I scheduled my manicure for 9 a.m. in the Fashionista offices, like the busy working woman that I am. This is how seamless the whole thing was: Nail technician arrives early, we exchange pleasantries, I clear a stack of books off my desk and pull up an extra chair, finish an article I had been working on while she set up at the corner of my desk, swivel and boom — manicure time. The best (worst?) part is, I got to watch my inbox fill up as we were discussing the evils of cuticle cutting, so HAD there been a work emergency to attend to, I could have done so. 

Pros: I really enjoyed talking with my manicurist. She also did a kickass job making my chosen color, Essie's greyish-pink "Urban Jungle," go on evenly despite it being a very streaky formula. As with getting my hair done, the manicure was a productive little blip in my workday. You could spend the same amount of time at your desk searching for GIFs of Benedict Cumberbatch. I've never done that.

Cons: None with my experience. The manicurist came with a fairly limited range of colors, so if you're especially picky, it might be best to have a few of your favorites on hand just in case. Also, no pedicures or gels.


Services offered: So many. You can get a haircut, blowout, manicure, pedicure, makeup, massage and even order a one-on-one fitness class. Within each category there are a lot of options, including everything from gelicures and airbrush tans to a dance cardio workout. 

Pricing: A standard manicure is $35, while a combined mani/pedi is $70. Makeup application is $60 and the aforementioned dance cardio workout $80.

How it went down: Let's get this out of the way — the app's design is not awesome. The menu crowds the screen, making it very easy to accidentally hit the wrong button and then have to start all over again. I did that a lot. But when I did finally manage to do everything right, I liked that I could chat with my assigned manicurist in an in-app messaging system. (She was like, "See you soon," and I was like, "Looking forward.") 

More than the other services, Priv is made for on-the-go decisions. If you want a manicure in an hour, the app will see which of its stylists are in the area and available. I booked a pedicure in the morning, and the technician arrived right on time at 6:30pm. If you thought it was weird to do a pedicure in your office, let me tell you: It's not. 

That's especially true because my lovely coworker Tyler took my appointment for me at the last minute, when I realized that getting a pedi right before heading to the gym would be a bad idea. She said the service was awesome, though.

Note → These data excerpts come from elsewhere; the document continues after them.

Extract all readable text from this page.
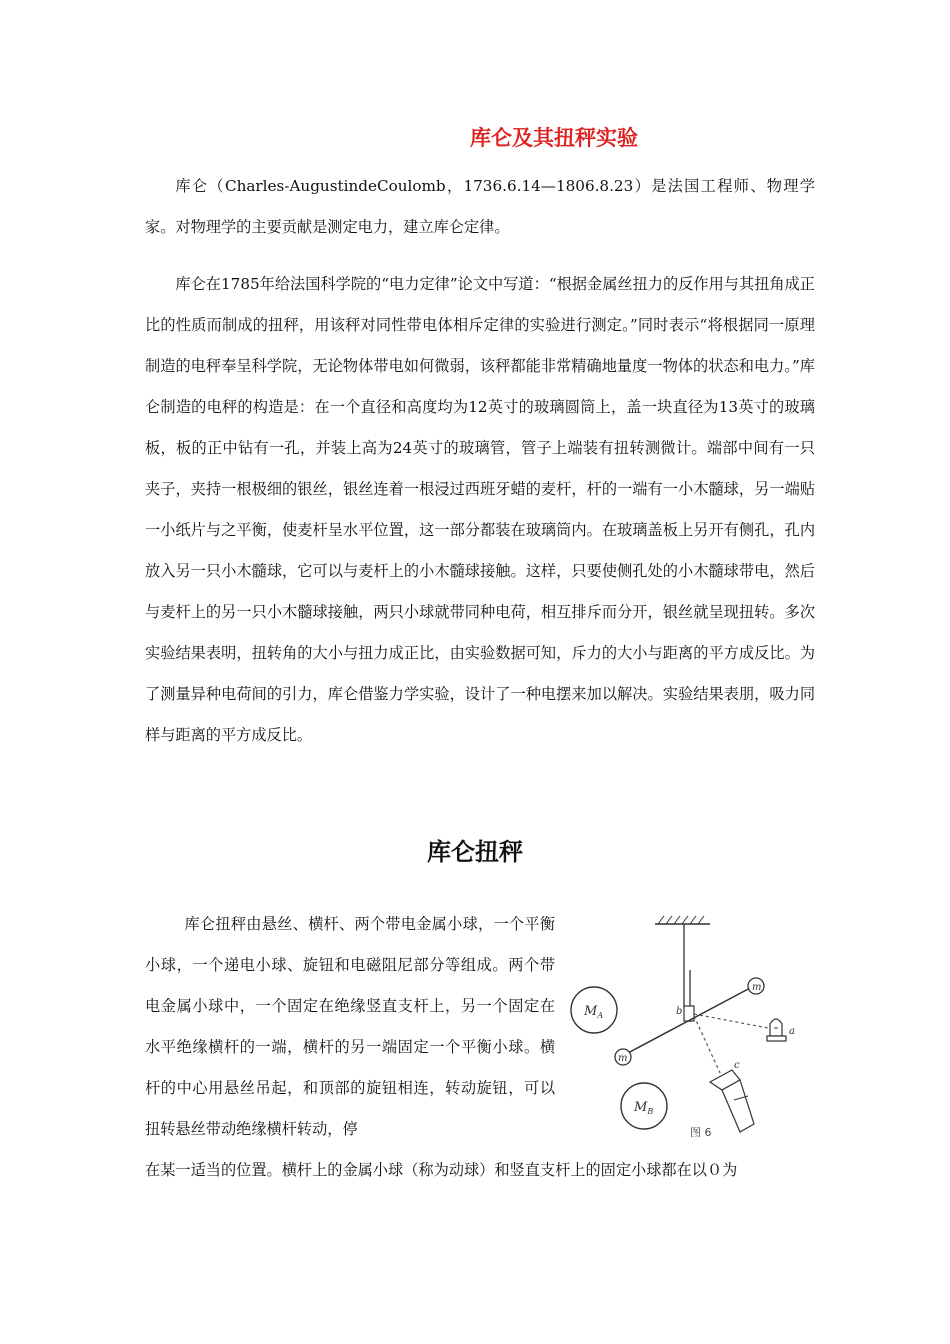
库仑及其扭秤实验

库仑（Charles-AugustindeCoulomb，1736.6.14—1806.8.23）是法国工程师、物理学家。对物理学的主要贡献是测定电力，建立库仑定律。

库仑在1785年给法国科学院的“电力定律”论文中写道：“根据金属丝扭力的反作用与其扭角成正比的性质而制成的扭秤，用该秤对同性带电体相斥定律的实验进行测定。”同时表示“将根据同一原理制造的电秤奉呈科学院，无论物体带电如何微弱，该秤都能非常精确地量度一物体的状态和电力。”库仑制造的电秤的构造是：在一个直径和高度均为12英寸的玻璃圆筒上，盖一块直径为13英寸的玻璃板，板的正中钻有一孔，并装上高为24英寸的玻璃管，管子上端装有扭转测微计。端部中间有一只夹子，夹持一根极细的银丝，银丝连着一根浸过西班牙蜡的麦杆，杆的一端有一小木髓球，另一端贴一小纸片与之平衡，使麦杆呈水平位置，这一部分都装在玻璃筒内。在玻璃盖板上另开有侧孔，孔内放入另一只小木髓球，它可以与麦杆上的小木髓球接触。这样，只要使侧孔处的小木髓球带电，然后与麦杆上的另一只小木髓球接触，两只小球就带同种电荷，相互排斥而分开，银丝就呈现扭转。多次实验结果表明，扭转角的大小与扭力成正比，由实验数据可知，斥力的大小与距离的平方成反比。为了测量异种电荷间的引力，库仑借鉴力学实验，设计了一种电摆来加以解决。实验结果表朋，吸力同样与距离的平方成反比。

库仑扭秤

库仑扭秤由悬丝、横杆、两个带电金属小球，一个平衡小球，一个递电小球、旋钮和电磁阻尼部分等组成。两个带电金属小球中，一个固定在绝缘竖直支杆上，另一个固定在水平绝缘横杆的一端，横杆的另一端固定一个平衡小球。横杆的中心用悬丝吊起，和顶部的旋钮相连，转动旋钮，可以扭转悬丝带动绝缘横杆转动，停

在某一适当的位置。横杆上的金属小球（称为动球）和竖直支杆上的固定小球都在以０为

m
m
$M_A$
$M_B$
b
a
c
图 6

Pros: Priv lets you select your stylist/personal trainer/makeup artist, which is nice if you are a frequent flyer and have someone you like. The in-app messenger worked well. 

Cons: The app. In an ideal world, booking a spa service should be just as easy as actually undergoing it. This was not that.

Update: This article has been updated to include the fact that you can choose a specific time for your appointment on Glamsquad's app.